Attribute cost and latency across both runs in trace trees: span link handoff_id connects source and target for postmortems.

Harbor Support refactor

Harbor replaced tier-1 → tier-2 escalation with:

Handoff summarizer — fine-tuned small model on 12K historical escalations; outputs schema-valid JSON only.
Validator gate — rejects packages missing account_id or problem_statement; tier-1 must repair once before queue insert.
CRM sidebar — humans see four fields + attempted actions list; raw chat collapsed by default.
Warm chat bridge — user sees “Specialist joining…” for 2–4 s while tier-2 context loads.

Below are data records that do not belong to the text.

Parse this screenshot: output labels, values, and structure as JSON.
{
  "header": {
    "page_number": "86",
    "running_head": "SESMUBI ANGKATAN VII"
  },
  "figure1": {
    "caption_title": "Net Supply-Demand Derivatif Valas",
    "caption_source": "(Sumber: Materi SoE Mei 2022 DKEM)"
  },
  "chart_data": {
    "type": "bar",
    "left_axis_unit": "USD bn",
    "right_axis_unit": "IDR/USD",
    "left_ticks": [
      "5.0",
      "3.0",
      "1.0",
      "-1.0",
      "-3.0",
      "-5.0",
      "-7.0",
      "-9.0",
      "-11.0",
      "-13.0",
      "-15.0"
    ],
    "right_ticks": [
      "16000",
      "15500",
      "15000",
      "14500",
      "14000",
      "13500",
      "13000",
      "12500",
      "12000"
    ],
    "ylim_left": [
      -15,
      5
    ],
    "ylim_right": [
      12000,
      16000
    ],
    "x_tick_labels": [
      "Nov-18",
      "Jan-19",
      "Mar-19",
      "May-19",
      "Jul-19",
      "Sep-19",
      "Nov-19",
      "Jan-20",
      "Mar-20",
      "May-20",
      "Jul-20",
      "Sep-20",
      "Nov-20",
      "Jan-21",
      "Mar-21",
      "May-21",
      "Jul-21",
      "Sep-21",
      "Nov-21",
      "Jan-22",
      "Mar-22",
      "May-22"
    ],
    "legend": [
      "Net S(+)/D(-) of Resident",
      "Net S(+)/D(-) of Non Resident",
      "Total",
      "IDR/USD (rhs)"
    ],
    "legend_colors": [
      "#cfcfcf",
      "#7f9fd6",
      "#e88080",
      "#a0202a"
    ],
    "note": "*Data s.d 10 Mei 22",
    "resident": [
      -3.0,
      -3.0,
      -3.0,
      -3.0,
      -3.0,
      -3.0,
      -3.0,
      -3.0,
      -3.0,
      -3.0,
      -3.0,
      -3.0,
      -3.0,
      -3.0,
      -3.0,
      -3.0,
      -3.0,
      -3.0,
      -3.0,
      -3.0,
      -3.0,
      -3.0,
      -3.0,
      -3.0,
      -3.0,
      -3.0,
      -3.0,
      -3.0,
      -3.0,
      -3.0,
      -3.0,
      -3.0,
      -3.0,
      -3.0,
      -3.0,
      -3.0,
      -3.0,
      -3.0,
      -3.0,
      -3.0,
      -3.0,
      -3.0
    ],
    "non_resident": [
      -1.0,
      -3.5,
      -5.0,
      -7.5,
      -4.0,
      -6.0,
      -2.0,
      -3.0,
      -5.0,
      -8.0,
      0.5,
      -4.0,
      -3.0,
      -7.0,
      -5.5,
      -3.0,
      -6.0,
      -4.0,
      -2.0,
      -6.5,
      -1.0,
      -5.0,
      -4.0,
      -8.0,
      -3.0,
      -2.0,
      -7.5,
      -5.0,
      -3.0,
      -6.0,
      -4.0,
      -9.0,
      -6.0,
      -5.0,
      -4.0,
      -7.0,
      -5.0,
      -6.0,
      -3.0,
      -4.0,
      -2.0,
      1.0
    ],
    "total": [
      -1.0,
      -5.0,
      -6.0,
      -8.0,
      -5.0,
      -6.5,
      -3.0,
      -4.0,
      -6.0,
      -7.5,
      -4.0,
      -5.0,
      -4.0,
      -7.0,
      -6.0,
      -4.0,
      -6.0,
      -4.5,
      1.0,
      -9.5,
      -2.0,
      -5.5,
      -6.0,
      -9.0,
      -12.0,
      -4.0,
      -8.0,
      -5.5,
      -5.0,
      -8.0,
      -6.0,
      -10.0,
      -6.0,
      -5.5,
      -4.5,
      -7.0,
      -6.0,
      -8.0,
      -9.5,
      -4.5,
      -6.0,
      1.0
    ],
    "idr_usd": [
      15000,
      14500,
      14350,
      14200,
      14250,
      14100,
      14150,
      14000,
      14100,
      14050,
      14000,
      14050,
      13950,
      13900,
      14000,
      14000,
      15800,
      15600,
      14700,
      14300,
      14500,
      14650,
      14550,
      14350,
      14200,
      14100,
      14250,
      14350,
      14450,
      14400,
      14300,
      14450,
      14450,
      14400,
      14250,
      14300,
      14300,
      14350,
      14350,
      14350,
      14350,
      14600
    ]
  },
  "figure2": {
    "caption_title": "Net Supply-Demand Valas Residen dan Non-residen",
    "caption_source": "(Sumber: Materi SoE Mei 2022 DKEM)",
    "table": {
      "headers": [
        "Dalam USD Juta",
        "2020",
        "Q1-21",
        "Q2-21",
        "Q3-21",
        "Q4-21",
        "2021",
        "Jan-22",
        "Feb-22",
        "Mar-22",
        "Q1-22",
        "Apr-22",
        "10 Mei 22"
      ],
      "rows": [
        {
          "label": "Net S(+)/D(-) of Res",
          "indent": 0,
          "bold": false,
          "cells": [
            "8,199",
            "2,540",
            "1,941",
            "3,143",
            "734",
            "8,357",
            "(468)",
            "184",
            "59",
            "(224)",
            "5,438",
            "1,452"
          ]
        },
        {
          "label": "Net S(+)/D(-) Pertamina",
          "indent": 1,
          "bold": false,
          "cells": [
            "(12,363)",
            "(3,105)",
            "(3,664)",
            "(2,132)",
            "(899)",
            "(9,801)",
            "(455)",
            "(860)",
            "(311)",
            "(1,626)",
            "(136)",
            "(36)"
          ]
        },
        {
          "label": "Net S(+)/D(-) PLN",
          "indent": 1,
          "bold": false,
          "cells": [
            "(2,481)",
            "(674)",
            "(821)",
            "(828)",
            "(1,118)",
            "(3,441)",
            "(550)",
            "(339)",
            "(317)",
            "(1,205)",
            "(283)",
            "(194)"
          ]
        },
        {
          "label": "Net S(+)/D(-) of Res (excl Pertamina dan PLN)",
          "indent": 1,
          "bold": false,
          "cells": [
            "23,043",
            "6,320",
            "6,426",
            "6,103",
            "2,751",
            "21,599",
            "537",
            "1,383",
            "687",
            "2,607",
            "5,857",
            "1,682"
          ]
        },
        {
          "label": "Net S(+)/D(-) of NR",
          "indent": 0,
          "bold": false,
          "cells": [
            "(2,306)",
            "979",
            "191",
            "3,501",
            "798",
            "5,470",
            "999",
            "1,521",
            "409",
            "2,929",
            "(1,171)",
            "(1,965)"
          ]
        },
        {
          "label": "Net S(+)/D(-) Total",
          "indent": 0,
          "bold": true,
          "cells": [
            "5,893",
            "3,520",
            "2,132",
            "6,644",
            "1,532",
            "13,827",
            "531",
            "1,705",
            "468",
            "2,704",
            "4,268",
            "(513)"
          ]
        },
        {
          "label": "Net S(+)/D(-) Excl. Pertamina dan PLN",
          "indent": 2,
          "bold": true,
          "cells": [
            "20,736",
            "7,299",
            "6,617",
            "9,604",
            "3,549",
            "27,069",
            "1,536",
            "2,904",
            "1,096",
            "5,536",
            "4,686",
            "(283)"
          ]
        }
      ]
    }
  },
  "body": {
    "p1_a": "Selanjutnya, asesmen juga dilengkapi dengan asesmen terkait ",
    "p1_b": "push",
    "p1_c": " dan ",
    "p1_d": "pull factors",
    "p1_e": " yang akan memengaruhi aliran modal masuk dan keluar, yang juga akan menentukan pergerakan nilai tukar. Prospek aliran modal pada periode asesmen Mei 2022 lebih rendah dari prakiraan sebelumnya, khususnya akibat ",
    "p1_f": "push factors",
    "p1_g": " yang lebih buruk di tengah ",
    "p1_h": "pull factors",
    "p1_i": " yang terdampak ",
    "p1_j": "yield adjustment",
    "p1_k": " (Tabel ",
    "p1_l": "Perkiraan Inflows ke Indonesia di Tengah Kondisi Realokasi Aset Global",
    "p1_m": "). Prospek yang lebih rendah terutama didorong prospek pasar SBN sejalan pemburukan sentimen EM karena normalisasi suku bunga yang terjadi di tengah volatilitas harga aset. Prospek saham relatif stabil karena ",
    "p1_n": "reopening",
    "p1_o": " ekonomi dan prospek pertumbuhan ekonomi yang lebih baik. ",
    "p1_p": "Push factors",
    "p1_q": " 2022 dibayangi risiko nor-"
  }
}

Repeat contact within 7 days on escalated threads 41% → 27%. Median time-to-resolution on escalations 47 → 28 minutes. Human agent CSAT on escalations 3.1 → 4.0 (5-point scale). Tier-1 average handle time rose 8 seconds (summarizer call) — net savings from fewer repeat calls.

Technique decision table

Need	Prefer	Avoid
Same profile, more tool rounds	Continue session	Handoff
Subtask with isolated tools	Subagent delegation	User-visible handoff
Specialist model or human	Typed transfer package	Full chat paste
Voice escalation	Warm transfer + bridge copy	Cold drop to hold music
Async email follow-up	Package-driven template	Empty “we’ll get back to you”
Debug wrong escalation	Linked source_run_id trace	Re-run tier-1 from scratch
Compliance audit	Immutable handoff_id + schema version	Editable free-text notes only

Common pitfalls

Dumping full chat history — buries signal; blows receiver token budget.
Handoff without validation — tier-2 inherits hallucinated account IDs.
Duplicate verification — customers churn; respect prior auth scope.
No outgoing run termination — user messages hit both bots; conflicting replies.
Generic escalation pool — billing waits behind sales; use profile routing.
Missing attempted_actions — receiver repeats failed refunds.
PII leakage across profiles — redact or scope fields per receiver RBAC.
Orphan packages — user never connects; TTL and notify tier-1.

Production checklist

Define handoff triggers with mapped target profiles and priority.
Ship versioned session transfer schema with validator gate.
Run handoff summarizer on structured state, not raw chat alone.
Pre-load receiver context before user sees handoff complete.
Terminate or freeze outgoing run on successful handoff ack.
Render human-facing sidebar fields separate from model prompt block.
Link source and target spans with handoff_id.
Support warm and cold modes per channel policy.
Preserve verification scope across channel switches where policy allows.
TTL abandoned packages; offer resume on return.
Log schema version for compliance replay.
Measure repeat-contact rate and escalation handle time pre/post.

Key takeaways

Handoff is a boundary contract, not a longer chat log.
Harbor cut repeat contacts 41% → 27% with typed packages and CRM sidebar.
Warm transfer pre-loads receiver context before the user continues.
Delegate subtasks; hand off when profile, human, or channel must change.
Trace-linked handoffs make cross-tier debugging auditable.